The quintet is Koen Nutters (double bass), Johnny Chang (viola), Michael Thieke (clarinet), Lingens (Accordion) and Derek Shirley (double bass). The score consists of five bars, each divided into rectangles or squares of colors or empty spaces (each square encompassing 15 seconds, by my reckoning). Five musicians, five colors, each piece lasting five minutes. Players select a tone they feel corresponds with the color and hold that note (all strings arco). Very simple but, given the combination of placement of the frame and the sensitivity of the players involved, the result is rich and profound. The presence of two basses tilts the music toward the low end though that's offset often enough by the viola and accordion especially. Not a new idea, of course, that a graphic score will gently steer improvisers down a path they might not tread otherwise, but still one that's capable of yielding fresh fruit.
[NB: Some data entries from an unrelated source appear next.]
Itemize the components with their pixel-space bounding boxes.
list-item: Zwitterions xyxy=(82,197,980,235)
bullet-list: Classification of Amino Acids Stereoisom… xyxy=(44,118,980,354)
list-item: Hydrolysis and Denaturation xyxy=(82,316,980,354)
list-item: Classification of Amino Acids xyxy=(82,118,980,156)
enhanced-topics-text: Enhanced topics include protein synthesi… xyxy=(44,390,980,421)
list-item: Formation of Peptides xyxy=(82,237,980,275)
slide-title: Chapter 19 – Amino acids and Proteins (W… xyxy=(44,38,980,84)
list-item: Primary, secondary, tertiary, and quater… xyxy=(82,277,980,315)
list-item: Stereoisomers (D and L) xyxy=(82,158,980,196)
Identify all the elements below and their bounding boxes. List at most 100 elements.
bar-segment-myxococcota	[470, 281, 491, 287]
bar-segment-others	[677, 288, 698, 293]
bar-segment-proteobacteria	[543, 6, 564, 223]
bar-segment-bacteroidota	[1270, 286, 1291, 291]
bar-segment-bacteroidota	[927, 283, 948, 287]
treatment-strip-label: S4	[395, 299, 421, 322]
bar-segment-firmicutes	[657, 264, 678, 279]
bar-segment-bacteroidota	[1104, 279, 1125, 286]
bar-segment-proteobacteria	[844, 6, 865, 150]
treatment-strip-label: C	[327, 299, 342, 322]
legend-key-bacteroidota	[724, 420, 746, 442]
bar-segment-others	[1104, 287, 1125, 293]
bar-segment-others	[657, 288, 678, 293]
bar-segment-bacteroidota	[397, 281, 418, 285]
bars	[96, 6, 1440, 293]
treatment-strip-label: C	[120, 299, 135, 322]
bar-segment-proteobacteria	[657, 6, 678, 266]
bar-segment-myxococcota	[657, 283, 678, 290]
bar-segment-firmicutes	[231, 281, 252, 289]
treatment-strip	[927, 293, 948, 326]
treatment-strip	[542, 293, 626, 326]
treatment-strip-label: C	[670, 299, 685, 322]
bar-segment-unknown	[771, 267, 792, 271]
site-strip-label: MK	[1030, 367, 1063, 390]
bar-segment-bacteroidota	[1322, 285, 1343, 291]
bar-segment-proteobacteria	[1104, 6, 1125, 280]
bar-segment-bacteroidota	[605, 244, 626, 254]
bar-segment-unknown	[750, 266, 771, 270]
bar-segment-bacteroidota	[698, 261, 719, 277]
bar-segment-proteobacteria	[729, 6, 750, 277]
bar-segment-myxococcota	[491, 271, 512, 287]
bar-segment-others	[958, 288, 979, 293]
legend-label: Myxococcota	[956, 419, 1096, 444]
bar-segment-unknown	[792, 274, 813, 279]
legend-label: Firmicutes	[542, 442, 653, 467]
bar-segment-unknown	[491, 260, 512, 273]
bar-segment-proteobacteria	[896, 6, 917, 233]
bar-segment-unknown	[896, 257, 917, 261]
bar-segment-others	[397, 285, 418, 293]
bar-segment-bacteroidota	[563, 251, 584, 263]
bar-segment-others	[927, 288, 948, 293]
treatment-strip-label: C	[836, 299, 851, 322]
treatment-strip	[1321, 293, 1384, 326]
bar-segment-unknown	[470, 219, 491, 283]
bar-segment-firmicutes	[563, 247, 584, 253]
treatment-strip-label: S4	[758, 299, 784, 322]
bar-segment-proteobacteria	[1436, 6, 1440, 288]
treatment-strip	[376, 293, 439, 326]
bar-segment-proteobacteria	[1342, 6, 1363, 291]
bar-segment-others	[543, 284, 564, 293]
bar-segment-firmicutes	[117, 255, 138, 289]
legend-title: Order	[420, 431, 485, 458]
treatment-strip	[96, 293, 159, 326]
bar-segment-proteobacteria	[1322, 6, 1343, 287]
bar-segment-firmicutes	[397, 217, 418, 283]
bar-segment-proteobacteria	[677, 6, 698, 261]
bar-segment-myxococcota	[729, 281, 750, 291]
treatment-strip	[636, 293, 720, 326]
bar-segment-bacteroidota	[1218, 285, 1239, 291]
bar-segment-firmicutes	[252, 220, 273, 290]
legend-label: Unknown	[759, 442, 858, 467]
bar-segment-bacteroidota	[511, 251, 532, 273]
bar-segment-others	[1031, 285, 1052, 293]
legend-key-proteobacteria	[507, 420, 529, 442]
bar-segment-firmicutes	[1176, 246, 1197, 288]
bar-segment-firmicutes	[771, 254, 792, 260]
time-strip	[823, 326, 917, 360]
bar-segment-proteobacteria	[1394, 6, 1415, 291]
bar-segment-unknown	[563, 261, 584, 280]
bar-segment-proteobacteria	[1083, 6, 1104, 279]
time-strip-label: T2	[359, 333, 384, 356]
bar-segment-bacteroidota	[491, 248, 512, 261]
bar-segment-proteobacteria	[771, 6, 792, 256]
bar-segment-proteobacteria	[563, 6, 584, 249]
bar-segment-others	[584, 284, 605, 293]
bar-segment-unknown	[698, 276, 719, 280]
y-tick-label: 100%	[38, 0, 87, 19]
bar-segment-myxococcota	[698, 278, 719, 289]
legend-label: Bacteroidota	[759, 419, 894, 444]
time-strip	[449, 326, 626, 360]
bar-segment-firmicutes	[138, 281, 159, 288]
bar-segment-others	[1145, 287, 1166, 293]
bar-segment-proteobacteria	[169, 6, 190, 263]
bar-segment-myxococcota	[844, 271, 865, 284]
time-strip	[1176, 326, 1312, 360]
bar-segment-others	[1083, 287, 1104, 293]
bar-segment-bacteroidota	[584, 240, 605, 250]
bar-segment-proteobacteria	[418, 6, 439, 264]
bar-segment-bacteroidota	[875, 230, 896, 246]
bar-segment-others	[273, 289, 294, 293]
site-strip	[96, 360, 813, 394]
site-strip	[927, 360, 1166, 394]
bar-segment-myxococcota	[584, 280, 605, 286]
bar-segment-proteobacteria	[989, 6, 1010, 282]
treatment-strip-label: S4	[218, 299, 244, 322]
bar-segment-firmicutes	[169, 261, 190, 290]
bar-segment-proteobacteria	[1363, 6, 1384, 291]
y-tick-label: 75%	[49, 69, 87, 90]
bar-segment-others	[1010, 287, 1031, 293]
The pieces, as realized here, sometimes take on a hymn-like feel, very slow, with "voice" lines entering at irregularly staggered intervals, the accordion taking on a breathing, in and out aspect on occasion, others assuming the organ role.
While I'm curious how this score might be handled by different ensembles, this one is just richly layered and stirring. I also clearly need to hear more Lingens. Great work.
Diatribes - Augustus (Insub)
A return to action by Mssrs. Cyril Bondi (floortoms, objects) and d'incise (laptop, objects). The enclosure is a quasi-symmetrical collage that includes the visages of Feldman, La Monte Young and, I think, a young Steve Reich though I don't hear much direct influence. The again, a chair dragged across a floor--possibly! Though the single piece feels improvised, there are apparently agreed upon way stations in place, boundaries to remain within, which likely account for the cohesive structure. The duo has a very granular, particulate sound--I always have the impression of people scurrying through a floorspace densely strewn with detritus--though this is leavened here by accordion-like tones, presumably laptop-generated. Indeed, much of the piece offsets those long tones against the grinding, growling clatter created by Bondi and it's a good contrast, though Bondi gradually ends up bowing (?) an object to more or less match d'incise. The notes describe it as "ritual but yet rational" and that's not bad. You do get the sense of some ulterior, non-musical motivation going on, an air of darkness and mystery that goes a long way toward making the outing a successful one.
A solid set, one of those that I imagine would have been great fun to experience live but it's plenty good here.